He explained that after talking with the ASFA deputy electoral officers and the CSU, they realized that their bylaws stipulated that general elections could not overlap with the CSU election campaign.
“Unfortunately the dates that we had chosen last week were not accepted [by the CSU],” said Gordon. “I can see that we cannot cross their campaigning period but as far as polling, that is still something that needs to be determined. We’re working day and night to try to find the best solution and get these polling days up and running.”
Due to procedural complications and a lack of communication since chief electoral officer Chris Webster resigned unexpectedly last Wednesday just before polling began, the electoral committee had originally chosen to move the polling dates until after reading week.
Gordon emphasized last week that the elections were “definitely not cancelled” but that “all voting that’s taken place so far has been voided.”
He went on to say that the complications, one of which was a technical issue with the computers at polling stations, made it impossible for “procedure to be followed to the fullest.” Gordon explained that students with minors in arts and science were not being recognized by the system.
“We can’t legitimately count [the ballots],” he said.
Gordon explained that the deputy electoral officers will continue to oversee the process, advised by VP internal Schubert Laforest.
“I don’t foresee a new CEO being appointed,” said Gordon.
Posters still up
“Right now the election office is still in a transient process and the two other DEOs and myself are working hard to keep things running,” said DEO Luke Gerald. “The fact that the posters are still up represents a grey area in terms of campaigning bylaws, being that the polling stopped and was postponed.”
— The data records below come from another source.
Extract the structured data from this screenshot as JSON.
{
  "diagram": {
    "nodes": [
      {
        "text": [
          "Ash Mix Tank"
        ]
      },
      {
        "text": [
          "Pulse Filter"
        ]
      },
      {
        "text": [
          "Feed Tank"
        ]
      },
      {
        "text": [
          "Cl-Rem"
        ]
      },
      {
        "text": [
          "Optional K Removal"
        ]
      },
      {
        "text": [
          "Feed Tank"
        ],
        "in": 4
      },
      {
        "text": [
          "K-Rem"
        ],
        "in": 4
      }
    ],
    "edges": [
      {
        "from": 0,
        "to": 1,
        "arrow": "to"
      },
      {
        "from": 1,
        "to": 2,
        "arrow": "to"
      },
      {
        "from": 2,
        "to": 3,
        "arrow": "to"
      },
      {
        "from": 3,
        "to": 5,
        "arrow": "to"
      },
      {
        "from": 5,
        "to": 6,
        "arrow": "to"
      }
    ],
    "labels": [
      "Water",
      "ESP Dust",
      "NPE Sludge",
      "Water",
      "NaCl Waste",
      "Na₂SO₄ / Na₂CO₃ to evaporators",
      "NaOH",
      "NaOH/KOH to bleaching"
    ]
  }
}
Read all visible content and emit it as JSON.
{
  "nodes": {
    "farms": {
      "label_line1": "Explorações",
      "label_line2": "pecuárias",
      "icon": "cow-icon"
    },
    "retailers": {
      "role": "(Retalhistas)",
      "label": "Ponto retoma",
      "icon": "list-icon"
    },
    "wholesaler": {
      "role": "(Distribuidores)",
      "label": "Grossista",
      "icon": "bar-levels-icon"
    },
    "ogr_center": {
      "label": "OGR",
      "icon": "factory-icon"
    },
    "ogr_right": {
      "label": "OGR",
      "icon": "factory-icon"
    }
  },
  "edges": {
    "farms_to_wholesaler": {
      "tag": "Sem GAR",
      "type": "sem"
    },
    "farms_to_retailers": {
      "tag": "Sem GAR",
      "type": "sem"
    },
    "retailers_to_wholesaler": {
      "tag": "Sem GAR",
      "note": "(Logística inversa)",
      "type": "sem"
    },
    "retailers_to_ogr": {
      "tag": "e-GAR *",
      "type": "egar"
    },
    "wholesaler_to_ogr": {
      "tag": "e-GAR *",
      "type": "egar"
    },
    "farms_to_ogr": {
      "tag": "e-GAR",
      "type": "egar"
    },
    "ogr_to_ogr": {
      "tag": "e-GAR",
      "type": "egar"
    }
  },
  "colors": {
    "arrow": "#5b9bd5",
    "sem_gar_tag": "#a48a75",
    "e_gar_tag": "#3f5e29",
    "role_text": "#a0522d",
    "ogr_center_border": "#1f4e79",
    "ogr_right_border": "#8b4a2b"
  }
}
According to ASFA President Alex Gordon however, the omission does not implicate serious consequences as it does not violate any specific rules or bylaws, especially considering the current situation.
“I wouldn’t foresee that as a violation of campaigning rules in the sense that the elections aren’t done yet,” Gordon explained. “Unless certain posters would have been taken down and would have favoured a candidate over another, there is no real violation of the bylaws.”
Gordon said he was not sure what was going to happen regarding this particular issue, but put the problem in the context of a more alarming situation.
“I assume they will be taken down relatively soon but in the situation we are in right now and given the extenuating circumstances, I don’t see a real issue with it,” he said.
During a phone interview, Gerald also added that the ASFA DEOs were looking into hiring someone with more electoral experience and a better understanding of the process involved in order to help them run the general election.
One of the reasons Webster resigned as CEO was because he disagreed with a decision rendered by ASFA’s judicial committee regarding executive candidate Eric Moses Gashirabake’s desire to switch positions during the original campaign period in early February.
In its decision, released Feb. 16, the JC found that Gashirabake would be held responsible for “breaching the spirit of fair play during the course of the electoral process” for switching from VP internal to VP academic and Loyola affairs, a move that had originally been green-lighted by Webster.
“I am confident that once I contest and present all evidence in light of the matter, that the ruling will be reconsidered,” he said.
Presidential candidate Caroline Bourbonniere, who is affiliated with Gashirabake, said she was “disappointed” with the way the situation unfolded.
Presidential candidates react to postponement
ASFA presidential candidate and councillor Charlie Brenchley explained last week that he and the other ASFA executive hopefuls were informed about the postponement officially via an email sent by the DEOs.
“I had heard talk during the day, but we only found out at about 12 a.m. last night,” he said on Friday.
Brenchley feels that the timing of the cancellation was poor because many students had already cast their ballots.
“It’s super upsetting that for students who did head over to the polls, their votes are being silenced,” said Brenchley. “We need to focus on getting them back to the polls after reading week.”
Brenchley said he agrees with the decision overall, calling it the “right way to go,” due to a “lack of electoral oversight.”
He said he intends to be even more present during the supplemental campaigning days by “bringing extra enthusiasm” and “hit[ting] the ground running.”
Caroline Bourbonniere, also running for president, says Webster’s decision to resign as CEO definitely influenced the postponement of polling.
“It’s extremely unfortunate that the CEO resigned in such an abrupt fashion,” she said. “I feel that the stress and the high intensity nature of the CEO position should be clarified more effectively.”
Bourbonniere said that the campaign has been “a great experience for me,” and although she was hoping to get the results on Feb. 17 as originally planned, “at least I’ll be able to utilize the extra campaigning days to inform students about ASFA.”